Biden uses the State of the Union to call feds back to the office
The president lays out new tasks for agencies in his address, along with ideas for where that work should take place.
President Biden on Tuesday laid out an agenda of aggressive reforms for federal agencies during his first formal State of the Union address, including where their employees will conduct their work and the role watchdogs will play in overseeing it.
Biden revisited many familiar priorities, including reforming the tax code, building infrastructure and defeating the COVID-19 pandemic, but also laid out new efforts agencies will undertake. He called on federal workers to lead by example in demonstrating how America is returning to normal, including by returning their offices after two years of widespread remote work.
The president spelled out new programs for a number of specific agencies as he seeks to implement what he called “a unity agenda for the nation.”
Biden announced new initiatives for the Veterans Affairs Department, including resuming service connection for various types of cancer tied to burn pits, relieving some veterans of their medical debt and boosting assistance for job training and housing. While Biden called for increased funding to law enforcement, he also said they must be held accountable, highlighting that the Justice Department has required body cameras for its agents, banned chokeholds and restricted no-knock warrants. As he put forward in his budget last year, Biden called on Congress to launch the Advanced Research Projects Agency for Health (ARPA-H) to further cancer, diabetes and Alzheimer’s research.
The president also boasted of his administration's efforts to implement "buy American" provisions, highlighting that federal agencies will use their buying power to procure goods manufactured in the United States. He signed an early executive order to create a Made in America Office within the White House and subsequently created an interagency council aimed at boosting domestic manufacturing through procurement.
“Every administration, Democrat and Republican, says they’ll do it, but we are actually doing it,” Biden said.
Over the last two years Congress has authorized trillions of dollars for agencies to spend on COVID-19 relief, and Biden laid out a plan to crack down on fraud in initiatives such as the Paycheck Protection Program and unemployment insurance. Justice has already set up a task force to investigate potential malfeasance, but it will now add a chief prosecutor to lead “strike force teams” of federal prosecutors and agents. The Pandemic Response Accountability Committee—made up of various agency inspectors general—is part of the interagency task force with 30 agencies that oversees pandemic relief funding and has so far brought more than 1,000 criminal charges. Biden also announced a Justice task force to “go after the crimes of Russian oligarchs.”
“In my administration, the watchdogs are back," Biden said, taking a shot at President Trump’s checkered record with inspectors general and government oversight generally.
Biden laid out other steps to combat the pandemic, including allowing Americans to order more at-home COVID-19 tests through the U.S. Postal Service. He noted the Health and Human Services Department has already coordinated with USPS to deliver hundreds of millions of tests.
Ahead of his speech, Biden released a letter thanking federal employees for their dedication to the country. He cited their work on the pandemic, climate change, racial equity and national security, saying advances in those areas would not have been possible without civil servants.
‘The strength of any organization rests in its people,” Biden said. “Your capabilities and dedication are what make the federal government strong and ensure we deliver the basic needs for everyday Americans.”
He said in the coming months federal agencies will “build on the innovation and technologies” rolled out during the last two years, which will make government more “efficient, resilient and effective.” He also hinted that agencies will continue to recall staff back to their normal workstations, saying the government will “lead by example” in safely increasing in-person work and showing a path forward for the rest of the country. Many agencies around the country that initially sent employees home to work remotely have begun bringing them back to the office and most have said they will ramp up those efforts this spring.
“People working from home can feel safe to begin to return to the office,” Biden said during his speech. “We’re doing that here in the federal government. The vast majority of federal workers will once again work in person.”

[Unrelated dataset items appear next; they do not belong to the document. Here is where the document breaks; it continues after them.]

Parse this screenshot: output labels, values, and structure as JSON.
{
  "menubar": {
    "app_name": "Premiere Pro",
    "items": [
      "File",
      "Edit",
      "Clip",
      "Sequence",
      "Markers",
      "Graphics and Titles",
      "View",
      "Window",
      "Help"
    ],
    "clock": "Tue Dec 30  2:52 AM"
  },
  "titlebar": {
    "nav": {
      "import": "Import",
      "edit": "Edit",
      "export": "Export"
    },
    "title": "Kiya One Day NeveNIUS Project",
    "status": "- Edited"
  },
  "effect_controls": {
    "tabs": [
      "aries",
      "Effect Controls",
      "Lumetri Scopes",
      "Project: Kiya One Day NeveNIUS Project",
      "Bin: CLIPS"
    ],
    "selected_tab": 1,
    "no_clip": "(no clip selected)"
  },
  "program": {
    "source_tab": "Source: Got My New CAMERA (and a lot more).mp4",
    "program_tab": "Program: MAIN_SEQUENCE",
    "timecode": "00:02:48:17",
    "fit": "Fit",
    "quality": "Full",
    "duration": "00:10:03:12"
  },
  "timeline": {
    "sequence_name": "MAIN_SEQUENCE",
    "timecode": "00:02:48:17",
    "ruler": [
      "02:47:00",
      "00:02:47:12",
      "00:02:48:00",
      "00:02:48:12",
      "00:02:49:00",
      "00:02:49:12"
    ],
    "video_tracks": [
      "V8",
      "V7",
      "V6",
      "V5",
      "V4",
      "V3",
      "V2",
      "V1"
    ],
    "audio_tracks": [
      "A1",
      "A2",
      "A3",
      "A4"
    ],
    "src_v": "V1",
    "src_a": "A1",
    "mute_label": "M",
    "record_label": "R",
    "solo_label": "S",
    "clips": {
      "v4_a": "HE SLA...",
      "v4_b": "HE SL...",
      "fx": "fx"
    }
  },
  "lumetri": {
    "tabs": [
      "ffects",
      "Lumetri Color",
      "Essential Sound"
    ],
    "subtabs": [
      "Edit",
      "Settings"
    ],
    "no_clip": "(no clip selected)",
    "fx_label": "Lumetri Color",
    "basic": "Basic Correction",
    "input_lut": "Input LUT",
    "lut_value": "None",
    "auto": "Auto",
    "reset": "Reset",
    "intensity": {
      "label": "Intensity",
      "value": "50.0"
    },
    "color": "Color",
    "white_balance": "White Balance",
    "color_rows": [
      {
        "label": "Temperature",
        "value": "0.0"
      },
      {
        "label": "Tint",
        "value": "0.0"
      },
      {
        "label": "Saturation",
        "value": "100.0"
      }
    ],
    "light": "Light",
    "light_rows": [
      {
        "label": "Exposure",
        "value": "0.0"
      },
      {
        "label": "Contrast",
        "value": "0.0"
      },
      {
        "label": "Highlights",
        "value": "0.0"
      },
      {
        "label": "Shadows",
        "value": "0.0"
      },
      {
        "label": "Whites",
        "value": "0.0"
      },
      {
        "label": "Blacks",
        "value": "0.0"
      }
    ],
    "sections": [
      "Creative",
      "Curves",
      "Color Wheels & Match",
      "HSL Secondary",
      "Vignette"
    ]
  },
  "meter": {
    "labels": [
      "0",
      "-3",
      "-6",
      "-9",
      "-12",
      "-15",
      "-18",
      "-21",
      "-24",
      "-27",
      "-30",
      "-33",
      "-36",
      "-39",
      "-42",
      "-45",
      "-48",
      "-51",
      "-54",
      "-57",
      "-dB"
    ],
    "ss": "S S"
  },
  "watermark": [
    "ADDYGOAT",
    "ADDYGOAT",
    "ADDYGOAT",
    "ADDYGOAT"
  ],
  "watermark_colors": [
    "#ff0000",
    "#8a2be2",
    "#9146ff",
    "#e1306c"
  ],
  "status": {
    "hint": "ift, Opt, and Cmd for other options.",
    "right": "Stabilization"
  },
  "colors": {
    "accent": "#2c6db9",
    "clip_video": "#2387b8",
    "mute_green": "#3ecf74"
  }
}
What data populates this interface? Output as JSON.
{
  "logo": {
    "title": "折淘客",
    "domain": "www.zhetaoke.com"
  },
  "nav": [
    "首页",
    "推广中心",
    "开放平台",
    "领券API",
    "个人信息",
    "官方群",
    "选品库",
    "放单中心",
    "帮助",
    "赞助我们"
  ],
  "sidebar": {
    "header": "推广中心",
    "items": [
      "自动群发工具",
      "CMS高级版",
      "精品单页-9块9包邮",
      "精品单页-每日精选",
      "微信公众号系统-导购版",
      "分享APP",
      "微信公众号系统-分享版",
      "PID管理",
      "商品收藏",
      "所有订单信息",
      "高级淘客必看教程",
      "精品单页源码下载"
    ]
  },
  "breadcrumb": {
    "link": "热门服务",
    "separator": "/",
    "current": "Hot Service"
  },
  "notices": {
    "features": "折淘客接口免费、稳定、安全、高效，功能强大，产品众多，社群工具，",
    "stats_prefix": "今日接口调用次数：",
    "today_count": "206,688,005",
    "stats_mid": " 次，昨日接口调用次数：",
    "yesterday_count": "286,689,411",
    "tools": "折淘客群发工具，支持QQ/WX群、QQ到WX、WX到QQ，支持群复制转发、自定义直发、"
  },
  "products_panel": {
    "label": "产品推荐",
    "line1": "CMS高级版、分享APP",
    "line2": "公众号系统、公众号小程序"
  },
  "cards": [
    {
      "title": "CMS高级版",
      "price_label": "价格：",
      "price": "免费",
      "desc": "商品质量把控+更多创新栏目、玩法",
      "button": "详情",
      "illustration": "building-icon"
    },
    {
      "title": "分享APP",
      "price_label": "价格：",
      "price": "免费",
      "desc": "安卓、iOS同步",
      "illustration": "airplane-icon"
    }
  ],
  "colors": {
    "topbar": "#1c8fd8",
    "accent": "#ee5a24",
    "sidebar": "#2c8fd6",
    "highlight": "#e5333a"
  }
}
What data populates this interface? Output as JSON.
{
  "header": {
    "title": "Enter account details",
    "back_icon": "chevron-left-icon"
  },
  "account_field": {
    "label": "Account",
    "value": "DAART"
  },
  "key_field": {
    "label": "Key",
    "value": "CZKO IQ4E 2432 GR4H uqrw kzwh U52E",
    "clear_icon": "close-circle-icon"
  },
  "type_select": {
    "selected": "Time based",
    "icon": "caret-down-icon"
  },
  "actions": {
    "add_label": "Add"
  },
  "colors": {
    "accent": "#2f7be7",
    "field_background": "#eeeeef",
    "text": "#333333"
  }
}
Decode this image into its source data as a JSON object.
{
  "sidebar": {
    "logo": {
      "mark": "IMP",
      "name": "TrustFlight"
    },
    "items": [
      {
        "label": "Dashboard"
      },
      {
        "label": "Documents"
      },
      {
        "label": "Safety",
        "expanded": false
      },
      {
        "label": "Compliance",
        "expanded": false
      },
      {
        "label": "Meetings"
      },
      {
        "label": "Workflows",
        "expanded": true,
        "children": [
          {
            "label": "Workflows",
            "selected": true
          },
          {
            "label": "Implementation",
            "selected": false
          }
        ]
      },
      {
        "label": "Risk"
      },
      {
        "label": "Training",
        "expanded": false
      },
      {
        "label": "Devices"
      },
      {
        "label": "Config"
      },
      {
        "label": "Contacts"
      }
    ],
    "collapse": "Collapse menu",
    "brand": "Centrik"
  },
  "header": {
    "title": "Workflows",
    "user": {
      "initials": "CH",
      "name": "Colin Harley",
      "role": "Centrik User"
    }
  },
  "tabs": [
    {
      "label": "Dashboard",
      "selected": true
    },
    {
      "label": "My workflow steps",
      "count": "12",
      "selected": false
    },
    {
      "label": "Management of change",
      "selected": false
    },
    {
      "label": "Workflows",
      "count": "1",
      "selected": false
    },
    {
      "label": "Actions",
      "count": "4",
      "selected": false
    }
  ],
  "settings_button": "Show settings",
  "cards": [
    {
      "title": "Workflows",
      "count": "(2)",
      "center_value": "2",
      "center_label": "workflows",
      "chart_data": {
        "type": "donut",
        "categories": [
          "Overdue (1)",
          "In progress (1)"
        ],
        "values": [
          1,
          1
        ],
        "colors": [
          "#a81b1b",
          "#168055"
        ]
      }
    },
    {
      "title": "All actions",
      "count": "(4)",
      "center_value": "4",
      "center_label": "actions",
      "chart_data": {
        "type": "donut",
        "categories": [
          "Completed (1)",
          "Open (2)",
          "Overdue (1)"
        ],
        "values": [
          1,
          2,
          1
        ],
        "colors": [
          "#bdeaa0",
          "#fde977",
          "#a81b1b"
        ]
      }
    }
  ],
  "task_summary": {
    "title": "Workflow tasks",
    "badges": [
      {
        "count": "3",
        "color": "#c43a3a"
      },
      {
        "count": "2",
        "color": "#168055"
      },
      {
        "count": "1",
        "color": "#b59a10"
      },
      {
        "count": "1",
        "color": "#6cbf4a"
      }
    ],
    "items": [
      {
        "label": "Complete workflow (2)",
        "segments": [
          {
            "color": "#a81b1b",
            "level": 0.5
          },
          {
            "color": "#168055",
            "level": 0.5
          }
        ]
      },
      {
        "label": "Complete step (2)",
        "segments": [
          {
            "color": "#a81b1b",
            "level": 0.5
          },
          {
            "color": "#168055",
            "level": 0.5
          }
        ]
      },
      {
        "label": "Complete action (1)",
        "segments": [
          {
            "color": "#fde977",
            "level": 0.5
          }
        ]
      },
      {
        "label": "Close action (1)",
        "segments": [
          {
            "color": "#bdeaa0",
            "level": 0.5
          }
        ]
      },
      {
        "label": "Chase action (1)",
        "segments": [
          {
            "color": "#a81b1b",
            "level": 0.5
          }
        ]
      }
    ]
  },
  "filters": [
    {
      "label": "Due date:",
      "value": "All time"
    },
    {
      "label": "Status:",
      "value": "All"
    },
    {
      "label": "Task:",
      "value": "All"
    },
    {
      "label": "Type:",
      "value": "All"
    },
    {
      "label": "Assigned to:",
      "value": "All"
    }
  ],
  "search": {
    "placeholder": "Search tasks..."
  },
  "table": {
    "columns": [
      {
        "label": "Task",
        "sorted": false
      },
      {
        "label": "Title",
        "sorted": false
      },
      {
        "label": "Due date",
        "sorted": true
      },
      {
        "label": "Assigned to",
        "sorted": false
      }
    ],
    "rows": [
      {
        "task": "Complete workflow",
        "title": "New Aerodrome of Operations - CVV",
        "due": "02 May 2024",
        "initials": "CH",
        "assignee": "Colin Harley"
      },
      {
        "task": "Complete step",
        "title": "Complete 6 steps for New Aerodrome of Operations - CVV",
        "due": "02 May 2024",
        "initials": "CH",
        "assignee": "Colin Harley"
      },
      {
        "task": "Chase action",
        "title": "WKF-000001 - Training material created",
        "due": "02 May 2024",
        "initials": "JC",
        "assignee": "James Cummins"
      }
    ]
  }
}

Tony Reardon, president of the National Treasury Employees Union, thanked Biden for his letter and said his words of praise did not go unnoticed. He stressed, however, that many federal employees never left their normal duty stations during the pandemic and others have already begun going back to their offices.
“NTEU is heavily involved in that process including working to permanently expand telework options for federal workers,” Reardon said. “Just as President Biden said in his letter, federal employees have not allowed a pandemic to stop progress on the economic recovery, protecting national security and helping our federal agencies accomplish their important missions.”
Everett Kelley, president of the American Federation of Government Employees, similarly vowed to negotiate over telework and return to workplace policies. He praised Biden for expanding federal employees' collective bargaining rights, as well as for boosting pay and restoring civil service protections that Trump had revoked.